What I liked about this guide was my ability to get through it quickly. It covers the configuration both from a Mac and Windows perspective. As I’m strictly in the Mac world there were a lot of areas I could skip over. You learn about choosing a NAS, what hard drives you need, RAID setup along with many considerations such as networking, electricity, backup/recovery, remote access (and a lot more). It really is a one stop shop in getting to know about the QNAP ecosystem.

The guide comes with plenty of screenshots, examples, recommendations and things to avoid. I highly recommend reading this if you’re looking to purchase a QNAP NAS. For the price it is very much worth it!

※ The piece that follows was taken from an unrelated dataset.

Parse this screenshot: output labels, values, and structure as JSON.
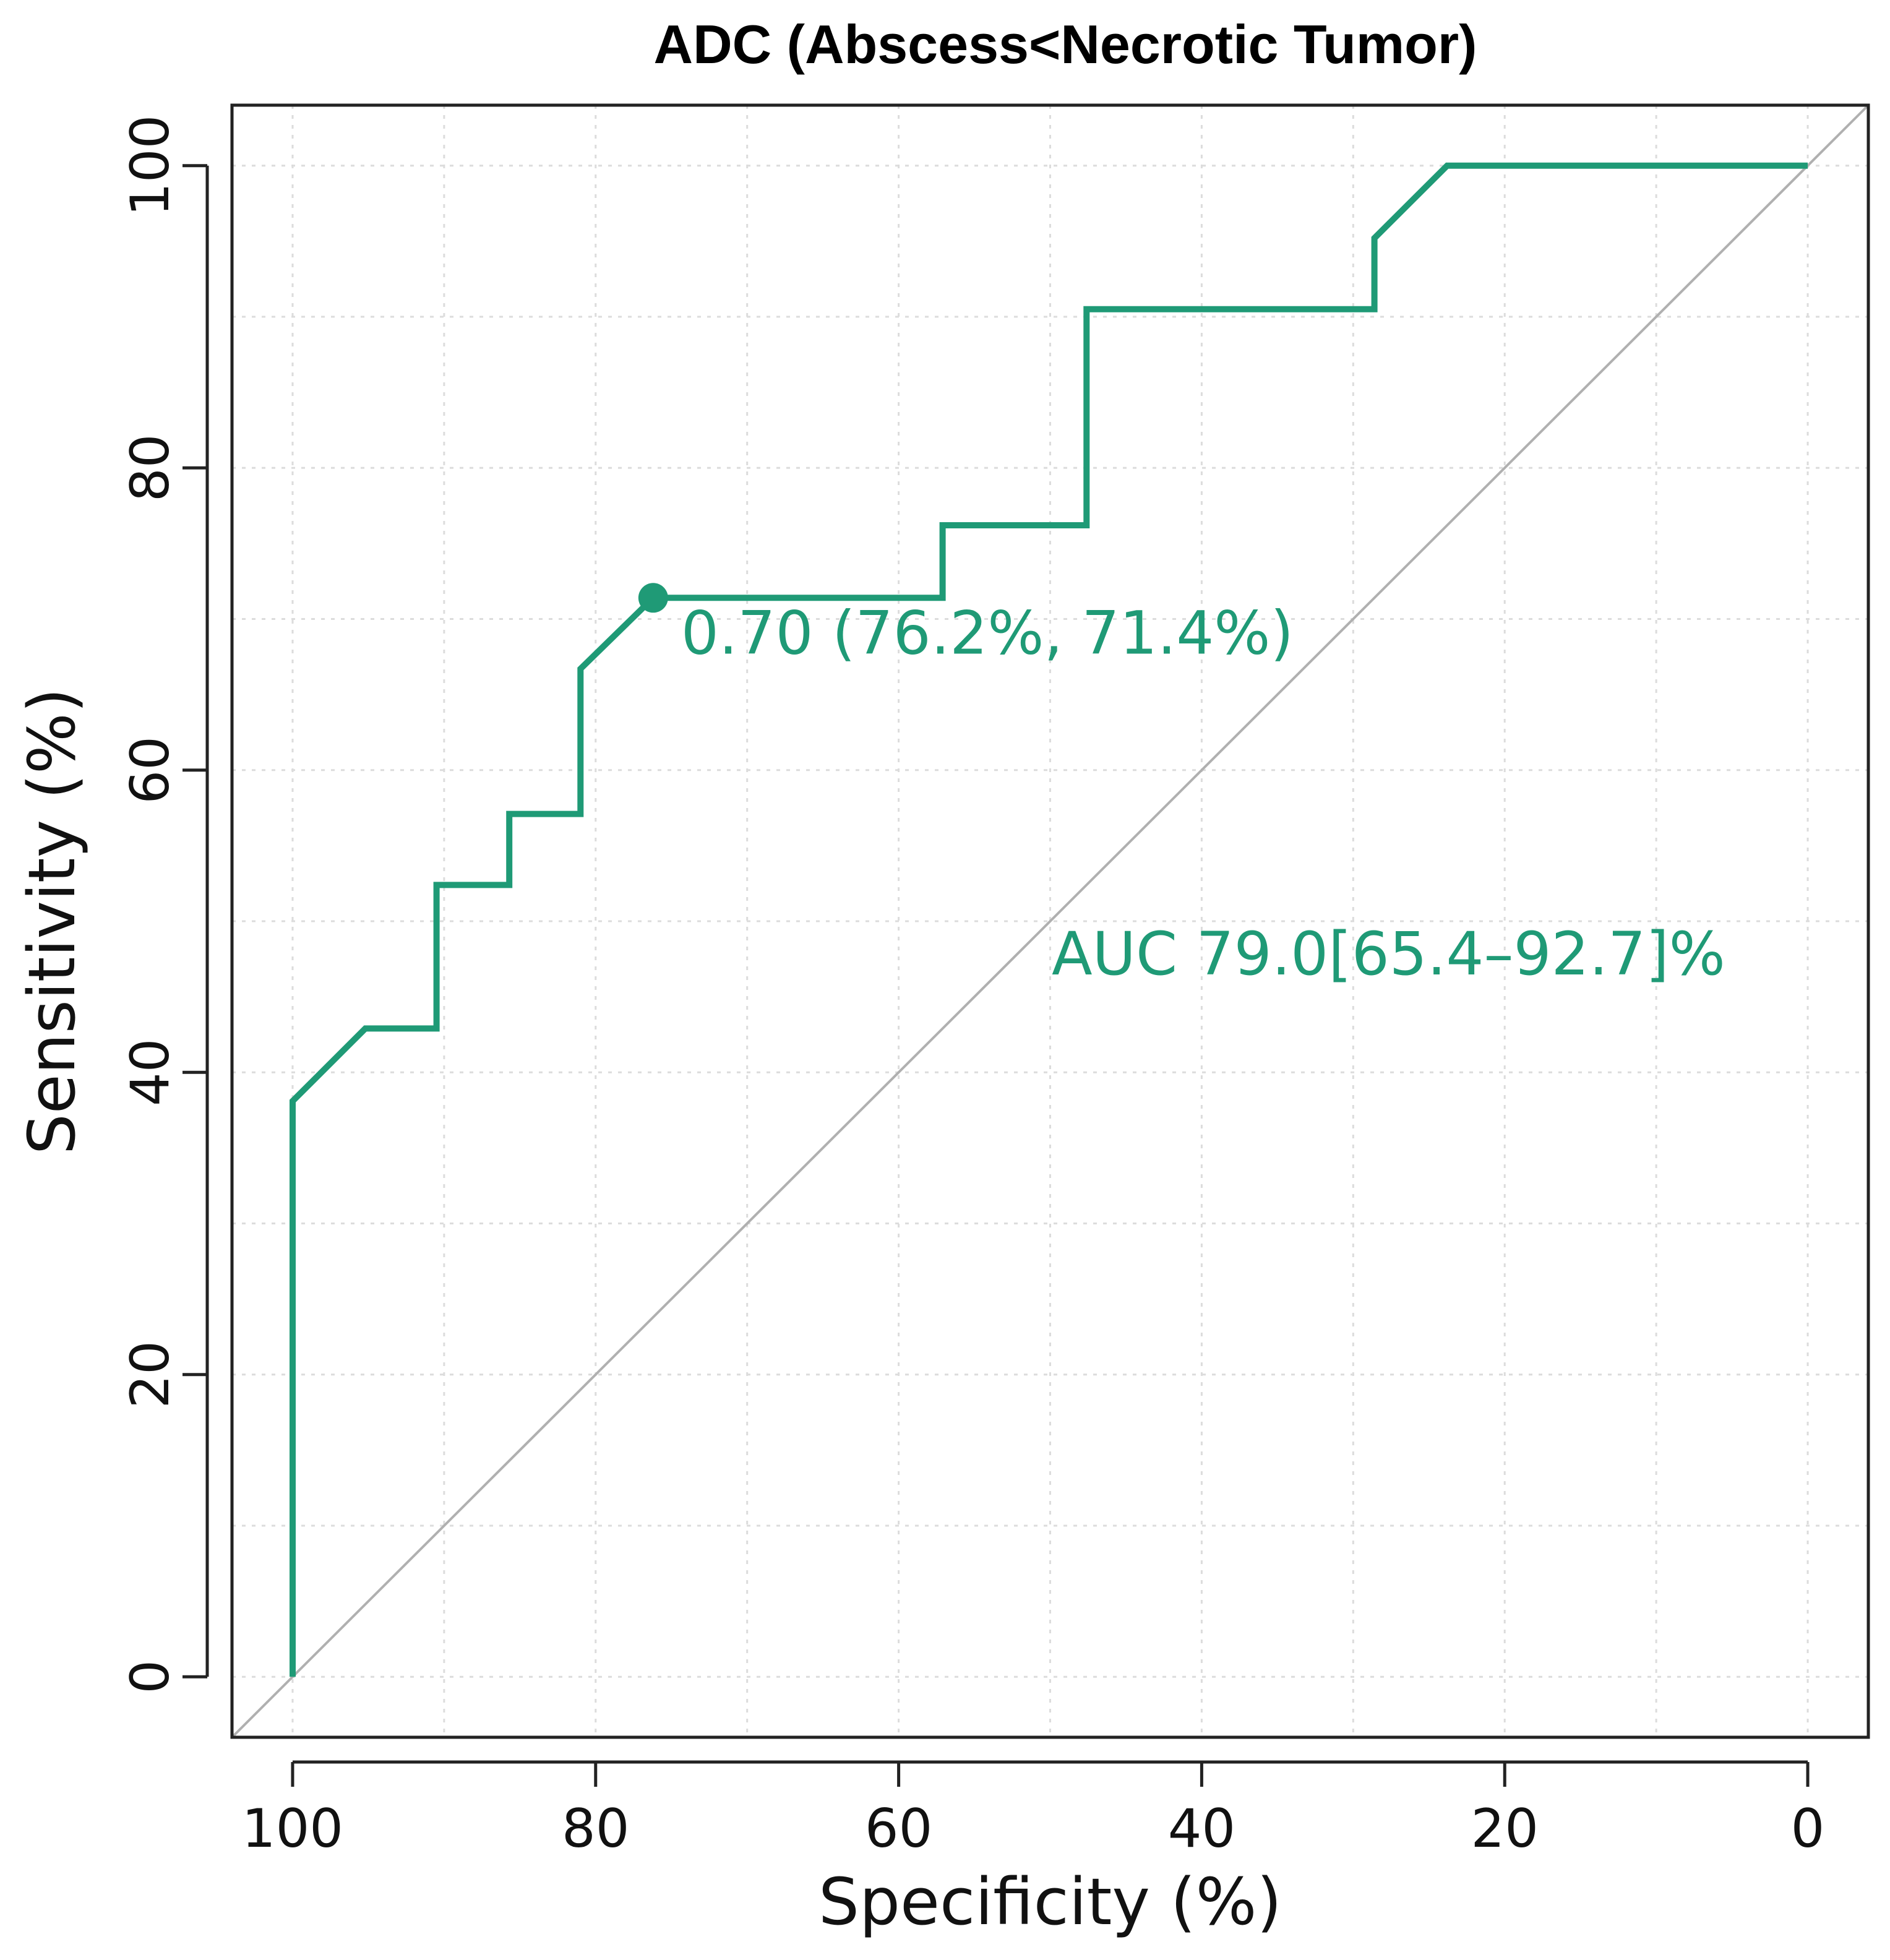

Three key takeaways from the book:

  1. The QNAP ecosystem comes with an App Store (called App Centre) in which you can configure additional applications that enhance the capability of your NAS; much like a Smartphone or Tablet in the Apple or Android world.
  2. QNAP has a backup/sync service (called Cloud Sync) to automatically link to your Cloud Storage solutions ensuring they are backed up (or synchronised) on your NAS. I have set this up for Dropbox, Google Drive and One Drive etc.
  3. QNAP also has a number of facilities to host photos, movies, notes, music etc. Although I may not use some of these it is handy to have them available just in case.